O manifesto tenta nos convencer que se lutarmos contra apenas 1% da população (homens burgueses), a famosa luta de classes, magicamente todos os 99% que restam deixarão de ser racistas, machistas e homofóbicos… E que basta cair o capitalismo, magicamente os homens também vão deixar de ser misóginos. Mas basta ver a história para constatar que o patriarcado não precisa estar num sistema capitalista para existir e até mesmo em sociedades coletivistas como as indígenas já existia a divisão sexual do trabalho e o patriarcado. Portanto, não é apenas derrubando um sistema financeiro que um sistema cultural muito mais arraigado irá cair.
O manifesto também propaga em entrelinhas que até mesmo mulheres negras como Oprah, Rihanna e Beyoncé que fazem parte do 1% não devem fazer parte da luta feminista, pois a luta feminista é apenas para os 99%, retirando a divisão por classe sexual da teoria feminista e realocando apenas a divisão em classes econômicas.
“Na realidade, em todo o mundo, as mulheres são as primeiras vítimas da ocupação colonial e da guerra. Elas enfrentam o assédio sistemático, o estupro político e a escravização […]Nós solidarizamos com ESSAS mulheres. Para burocratas estatais, e gerentes financeiros, tanto homens quanto mulheres, que pretendem justificar seu belicismo alegando libertar as mulheres negras de pele clara e escura, nós dizemos: em nosso nome, não.” Feminismo para os 99% um manifesto, Pág.43 e 44, Boitempo
Que tipo de feminismo distingue que mulheres merecem ou não solidariedade? Então mulheres dos 1% que sofrerem violências misóginas não merecem solidariedade? Como pode um feminismo que se diz antineoliberal propagar justamente o conceito neoliberal que feminismo é um clubinho onde só lutaremos pelas mulheres que forem “merecedoras” de ter seus direitos femininos resguardados? A política feminista é coletiva, e o direito de uma vale para todas. Se lutamos pelo fim da violência contra a mulher, as mulheres de todas as raças e classes sociais serão beneficiadas, não só um grupo em particular.

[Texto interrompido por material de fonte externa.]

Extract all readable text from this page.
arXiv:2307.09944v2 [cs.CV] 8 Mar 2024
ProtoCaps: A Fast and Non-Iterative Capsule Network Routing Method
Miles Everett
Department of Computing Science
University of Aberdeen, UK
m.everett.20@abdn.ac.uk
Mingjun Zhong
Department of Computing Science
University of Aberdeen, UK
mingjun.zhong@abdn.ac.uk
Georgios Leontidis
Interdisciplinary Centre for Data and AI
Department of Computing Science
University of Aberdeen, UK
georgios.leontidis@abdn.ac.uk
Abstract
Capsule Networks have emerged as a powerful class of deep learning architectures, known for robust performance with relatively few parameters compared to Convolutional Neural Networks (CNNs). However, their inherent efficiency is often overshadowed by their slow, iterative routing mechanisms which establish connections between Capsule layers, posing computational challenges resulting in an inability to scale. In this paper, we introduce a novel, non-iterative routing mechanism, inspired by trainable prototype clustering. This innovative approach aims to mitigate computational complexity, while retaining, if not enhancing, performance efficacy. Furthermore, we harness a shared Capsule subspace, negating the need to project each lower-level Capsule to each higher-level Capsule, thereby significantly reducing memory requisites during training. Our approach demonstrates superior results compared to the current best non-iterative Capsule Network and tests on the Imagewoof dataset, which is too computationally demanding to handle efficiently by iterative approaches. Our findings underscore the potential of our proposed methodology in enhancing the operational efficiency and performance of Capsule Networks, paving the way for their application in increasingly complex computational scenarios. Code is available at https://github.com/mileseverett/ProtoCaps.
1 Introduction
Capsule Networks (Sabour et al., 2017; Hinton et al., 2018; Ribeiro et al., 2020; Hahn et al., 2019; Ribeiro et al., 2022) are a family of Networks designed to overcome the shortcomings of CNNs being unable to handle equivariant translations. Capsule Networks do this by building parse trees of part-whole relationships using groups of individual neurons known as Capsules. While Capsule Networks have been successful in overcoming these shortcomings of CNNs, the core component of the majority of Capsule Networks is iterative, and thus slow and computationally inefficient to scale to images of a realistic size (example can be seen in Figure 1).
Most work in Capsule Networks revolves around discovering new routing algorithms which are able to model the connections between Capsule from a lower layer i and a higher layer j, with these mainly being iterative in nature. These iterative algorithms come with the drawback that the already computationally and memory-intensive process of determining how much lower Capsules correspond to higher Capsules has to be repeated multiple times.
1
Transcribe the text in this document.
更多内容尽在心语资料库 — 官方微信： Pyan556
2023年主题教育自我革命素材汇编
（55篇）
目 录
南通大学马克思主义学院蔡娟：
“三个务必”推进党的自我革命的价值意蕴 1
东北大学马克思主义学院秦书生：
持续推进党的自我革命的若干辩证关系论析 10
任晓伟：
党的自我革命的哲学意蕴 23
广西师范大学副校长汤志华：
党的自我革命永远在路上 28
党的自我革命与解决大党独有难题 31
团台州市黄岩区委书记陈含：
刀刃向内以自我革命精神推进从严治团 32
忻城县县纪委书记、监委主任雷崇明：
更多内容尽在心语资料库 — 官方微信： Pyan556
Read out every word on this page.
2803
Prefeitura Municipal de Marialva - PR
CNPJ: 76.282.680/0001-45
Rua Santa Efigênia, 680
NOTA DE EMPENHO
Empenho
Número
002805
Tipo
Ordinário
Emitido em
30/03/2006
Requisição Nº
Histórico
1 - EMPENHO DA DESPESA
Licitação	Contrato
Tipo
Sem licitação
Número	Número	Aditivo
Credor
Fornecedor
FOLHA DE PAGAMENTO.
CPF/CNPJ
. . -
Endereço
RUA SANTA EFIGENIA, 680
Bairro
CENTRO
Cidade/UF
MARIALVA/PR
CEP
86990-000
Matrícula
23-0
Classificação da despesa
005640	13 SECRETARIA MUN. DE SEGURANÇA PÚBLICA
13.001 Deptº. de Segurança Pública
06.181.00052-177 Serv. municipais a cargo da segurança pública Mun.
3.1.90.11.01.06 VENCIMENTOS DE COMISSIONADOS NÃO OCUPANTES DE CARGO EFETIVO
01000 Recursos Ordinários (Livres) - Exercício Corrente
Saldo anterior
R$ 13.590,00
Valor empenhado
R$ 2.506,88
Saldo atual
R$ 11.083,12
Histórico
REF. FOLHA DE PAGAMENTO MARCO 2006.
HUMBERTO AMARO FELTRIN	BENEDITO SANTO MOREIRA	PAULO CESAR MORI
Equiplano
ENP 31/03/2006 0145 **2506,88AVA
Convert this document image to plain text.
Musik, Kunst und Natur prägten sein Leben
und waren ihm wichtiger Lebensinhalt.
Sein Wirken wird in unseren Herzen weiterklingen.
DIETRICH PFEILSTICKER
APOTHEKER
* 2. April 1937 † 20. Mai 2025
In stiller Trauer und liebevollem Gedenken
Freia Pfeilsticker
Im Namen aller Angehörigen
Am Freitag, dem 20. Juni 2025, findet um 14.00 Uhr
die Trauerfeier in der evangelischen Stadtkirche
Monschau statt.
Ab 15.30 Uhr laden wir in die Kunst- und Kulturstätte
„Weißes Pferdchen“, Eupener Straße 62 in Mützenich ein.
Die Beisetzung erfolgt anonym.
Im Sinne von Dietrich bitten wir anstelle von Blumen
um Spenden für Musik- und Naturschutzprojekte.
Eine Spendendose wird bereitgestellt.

O livro, apesar de escrito por 3 autoras, não traz nenhuma teórica feminista sendo citada ou fundamentando alguma ideia, mas chegam a citar Marx e Engels como a base desse manifesto dito “feminista”, onde qualquer feminista deveria estar à sombra deles na tentativa de fazer, pasmem, um manifesto feminista… Flora Tristã e Simone de Beauvoir mandam lembranças, inclusive. O que nos mostra que nem só de representatividade vivem as pautas feministas, quando a lógica seguida ainda é a patriarcal.
“Escrever um manifesto feminista é tarefa hercúlea. Qualquer pessoa que tente fazê-lo se baseia em — e se coloca na sombra de — Marx e Engels.” Feminismo para os 99% um manifesto, Pág.97, Boitempo.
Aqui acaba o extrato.